Spider-Man 3
2007
Director: Sam RaimiCast: Thomas Haden Church, Kirsten Dunst, Tobey Maguire
C-
very summer, schools let out, heat waves move in, the Boston Red Sox start losing, and Hollywood rolls out a fresh line of popcorn movies for the flip-flop clad masses. At this point, complaining about summer blockbusters is as hazardous a temptation for film critics as steroids are for athletes. So, before I start in on Spider-Man 3, the opening salvo in this summer’s annual crop of stupidity, let me put those fears to rest by saying that I have no problem with blockbusters. As someone who is still very fond of Spider-Man 2, I was looking forward to Spider-Man 3. Advance word said it was a disappointment, but so what? It’s Spider-Man. How bad could it be?
Answer: Pretty bad.
This is not to say that it will disappoint all viewers: Spider-Man 3 probably has just enough goofy humor, set-piece spectacle, and special effects wizardry to give the casual weekend crowd its ten bucks worth. But for discerning audiences, it represents an embarrassing stumble for one of few movie franchises with artistic credibility. Spider-Man was a solid piece of entertainment, a bit campy in places, but effective and fun.

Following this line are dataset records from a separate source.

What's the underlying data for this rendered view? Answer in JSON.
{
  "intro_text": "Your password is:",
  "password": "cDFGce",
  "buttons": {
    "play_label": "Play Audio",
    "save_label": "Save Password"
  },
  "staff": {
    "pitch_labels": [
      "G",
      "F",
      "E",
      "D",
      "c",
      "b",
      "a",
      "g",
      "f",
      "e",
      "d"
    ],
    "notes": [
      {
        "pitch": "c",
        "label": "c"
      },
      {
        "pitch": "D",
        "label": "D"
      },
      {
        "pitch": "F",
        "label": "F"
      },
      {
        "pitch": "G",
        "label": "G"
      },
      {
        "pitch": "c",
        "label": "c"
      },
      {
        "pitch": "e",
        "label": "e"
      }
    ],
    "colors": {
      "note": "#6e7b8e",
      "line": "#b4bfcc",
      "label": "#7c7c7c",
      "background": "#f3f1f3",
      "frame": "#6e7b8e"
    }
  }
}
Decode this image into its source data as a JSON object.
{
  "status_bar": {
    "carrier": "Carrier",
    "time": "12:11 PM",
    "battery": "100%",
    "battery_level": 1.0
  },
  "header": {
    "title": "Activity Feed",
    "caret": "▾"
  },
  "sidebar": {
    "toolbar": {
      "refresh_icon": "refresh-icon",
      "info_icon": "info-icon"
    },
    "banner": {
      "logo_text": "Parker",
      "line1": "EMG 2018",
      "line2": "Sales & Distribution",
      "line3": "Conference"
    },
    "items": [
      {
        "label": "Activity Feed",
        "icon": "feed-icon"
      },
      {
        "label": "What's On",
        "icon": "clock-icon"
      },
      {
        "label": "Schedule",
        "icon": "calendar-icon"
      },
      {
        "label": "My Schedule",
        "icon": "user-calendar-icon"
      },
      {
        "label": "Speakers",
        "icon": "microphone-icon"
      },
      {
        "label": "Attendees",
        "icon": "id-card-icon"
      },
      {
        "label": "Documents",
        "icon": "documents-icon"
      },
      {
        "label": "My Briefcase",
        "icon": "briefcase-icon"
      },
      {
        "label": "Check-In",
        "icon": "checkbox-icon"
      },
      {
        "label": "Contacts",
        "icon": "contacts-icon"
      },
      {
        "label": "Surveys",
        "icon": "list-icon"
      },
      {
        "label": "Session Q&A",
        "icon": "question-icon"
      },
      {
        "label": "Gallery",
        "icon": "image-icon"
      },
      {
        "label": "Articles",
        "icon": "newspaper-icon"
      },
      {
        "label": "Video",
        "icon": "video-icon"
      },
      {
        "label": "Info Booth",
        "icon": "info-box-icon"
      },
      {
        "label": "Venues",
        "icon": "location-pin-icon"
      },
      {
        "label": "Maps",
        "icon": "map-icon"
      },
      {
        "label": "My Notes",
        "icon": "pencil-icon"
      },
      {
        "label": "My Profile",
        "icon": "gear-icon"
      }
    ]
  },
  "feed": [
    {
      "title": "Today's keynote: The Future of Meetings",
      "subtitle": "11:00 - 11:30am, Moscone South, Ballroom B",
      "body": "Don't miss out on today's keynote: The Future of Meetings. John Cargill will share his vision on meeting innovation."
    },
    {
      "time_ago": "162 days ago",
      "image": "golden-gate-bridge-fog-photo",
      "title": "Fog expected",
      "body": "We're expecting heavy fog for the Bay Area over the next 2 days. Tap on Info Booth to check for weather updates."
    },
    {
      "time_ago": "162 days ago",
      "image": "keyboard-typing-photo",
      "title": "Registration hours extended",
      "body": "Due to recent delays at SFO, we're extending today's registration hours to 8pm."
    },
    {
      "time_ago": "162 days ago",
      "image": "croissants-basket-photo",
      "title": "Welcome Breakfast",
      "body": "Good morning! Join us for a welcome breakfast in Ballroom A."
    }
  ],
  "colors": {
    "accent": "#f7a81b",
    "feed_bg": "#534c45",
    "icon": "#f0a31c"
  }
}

Its follow-up was something else—a significant step up from its predecessor, Spider-Man 2 managed to fully translate the giddy fizz of superhero comics into a cinematic form, bringing the fun, silliness, and soap-opera heart to life in a truly artful way. It felt like the work of an auteur—it had director Sam Raimi’s perverse wit, his love of genre, visual flourishes, and slapstick comedy. Best of all, it felt joyful, breezy, and effortless—as insubstantial as a glass of champagne. The fascination of Spider-Man 3, then, is what went wrong.
When we last left Peter Parker (Tobey Maguire), he’d finally gotten the girl (Mary Jane, played by Kirsten Dunst), and was comfortable with his role as a superhero at last. Now, Peter’s ready to propose to her, but she’s not so sure about him—lately, Spidey’s developed a bit of an ego. When a creepy alien suit bonds to him (only in comic books do aliens “bond”), it amplifies his negative qualities, especially his love of public adoration.
So far, so good—having vanquished external problems, Peter has to confront his dark side. Not a bad premise for a film, but not a great one either. Superheroes aren’t supposed to “go bad”—remember (or better yet, forget) the creepy scenes in Superman 3 where an unshaven Christopher Reeve menaces schoolchildren and hangs around in bars (no kidding)? So the suit—which sometimes folds like clothing, and other times gurgles like hot tar—gives Peter ‘enhanced’ powers (supposedly; the movie never specifies), a nasty temper, and a new emo-ish look, complete with a Brandon Flowers haircut and purple eyeliner.
Ok, so, that’s pretty campy. But it’s a comic book movie—it’s supposed to be campy. And I could overlook clumsy missteps like this, if the story as whole redeemed them—but it doesn’t. Instead, director Raimi throws together one elaborate set-piece after another, destroying skyscrapers, construction sites, and all number of cars, trucks, and cranes. He throws in not one, not two, but three supervillains. And it’s not enough that Peter has problems in his love life—Bryce Dallas Howard has to serve as a rival for Mary Jane, seemingly only because the studio wanted another ingénue. But Raimi throws even more paint at the wall, hoping, praying, that something will stick: he stages three (!) musical numbers, revises Uncle Ben’s murder from the first film, and sets time aside for a handful of endless, drippy lectures from Aunt May (who all of a sudden sounds like Dr. Phil). Thomas Haden Church appears as the Sandman, whose various transformations provide the movie’s biggest thrills, and Topher Grace shows up as Venom, whose scenes provide the movie’s biggest “so what” moments. All of this hangs on a remarkably slender dramatic thread: will Spider-Man cheer up? The result is a film that feels both empty and overstuffed, that never really manages to start, and takes forever to end.
The failure of Spider-Man 3—which seems to me absolute—does not lie with its actors. Tobey Maguire and Kirsten Dunst manage to avoid embarrassment, even though three times he’s required to cry, and three times she’s required to sing. Grace and Haden Church manage to make underwritten roles play—even Rosemary Harris, saddled with a thankless job as Aunt May, conducts herself admirably. The fault lies with Sam Raimi, co-author of a messy script that does not enough with way too much, and director of a splashy summer blockbuster that manages to be an utter drag. The charm and breezy confidence of Spider-Man 2 have been replaced by sluggish, weary, and expensive attempts at spectacle. Judging by the repeated walkouts, bathroom breaks, and nervous tittering throughout the screening I caught, it may not even catch on with those flip-flop-clad masses, even though they expect so little. Someone should go to the top of a lifeguard tower, get on a megaphone, and sound the alarm: Spider-Man 3 sucks.
Spider-Man 3 is currently in wide release.